Thank you to both of you!
@Aswin, unfortunately I couldn’t trial your version immediately as my computer is lacking Column Expressions and I am lacking the admin rights. I have requested them so I can update my version and the node library - I will make sure to get back to you regarding that.
@AlexanderFillbrunn, this version works a treat! It’s relatively fast and is a strong basis for subsequent data transformations.
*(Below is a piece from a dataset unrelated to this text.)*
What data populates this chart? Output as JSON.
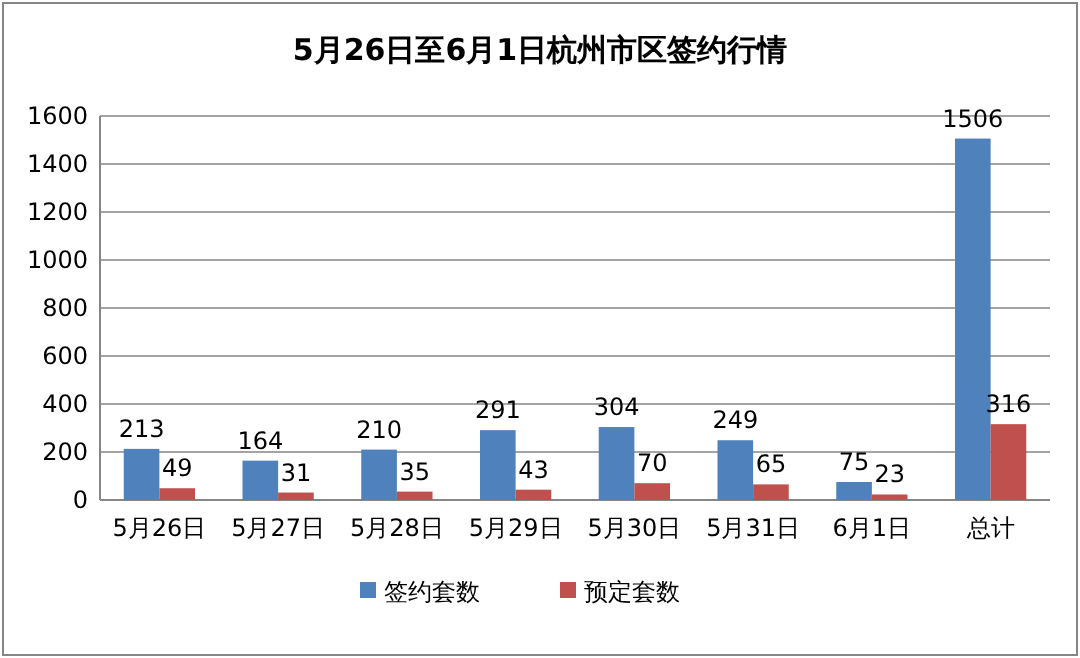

I will try to incorporate it in my larger workflow.

1 Like

FYI if speed is important, Alexander’s version will definitely be faster!

2 Likes

Here is an alternative version that uses a simpler Recursive Loop construct. Still slower than @AlexanderFillbrunn’s method, but I think it shows off some typical Knime concepts quite nicely.

  • Most loop constructs in Knime do not allow you to use the results of previous iterations (loops) in the next iteration (for example Chunk Loop, Column List Loop), but the Recursive Loop does allow you to do this. In this case, I divide the table in three parts: (1) the previous row, (2) the current row, and (3) the rest of the table. The previous row and the current row are used for the calculation (this is obvious from the Excel example in @Benjamin_B’s post). I insert the result of the calculation in the current row. I save the current row with the result, “forget” the previous row, and use the combination of the current row and the rest of table for the next iteration of the loop. In this next iteration the current row becomes the previous row, and the next row becomes the current row. Each iteration “eats” away the top row of the table, and the process continues until there are no more rows.
  • Calculations are easiest to perform on values on a single row; if you want to do calculations that uses values from multiple rows you are limited to the functions offered by the GroupBy node, or you have to reshape the table in such a way that multiple rows are condensed in a single row. Here I combine two rows into one with a Cross Joiner, but for more complex reshaping operations you can use the Pivoting node.

KNIME_project7.knwf (28.5 KB)

3 Likes

This topic was automatically closed 7 days after the last reply. New replies are no longer allowed.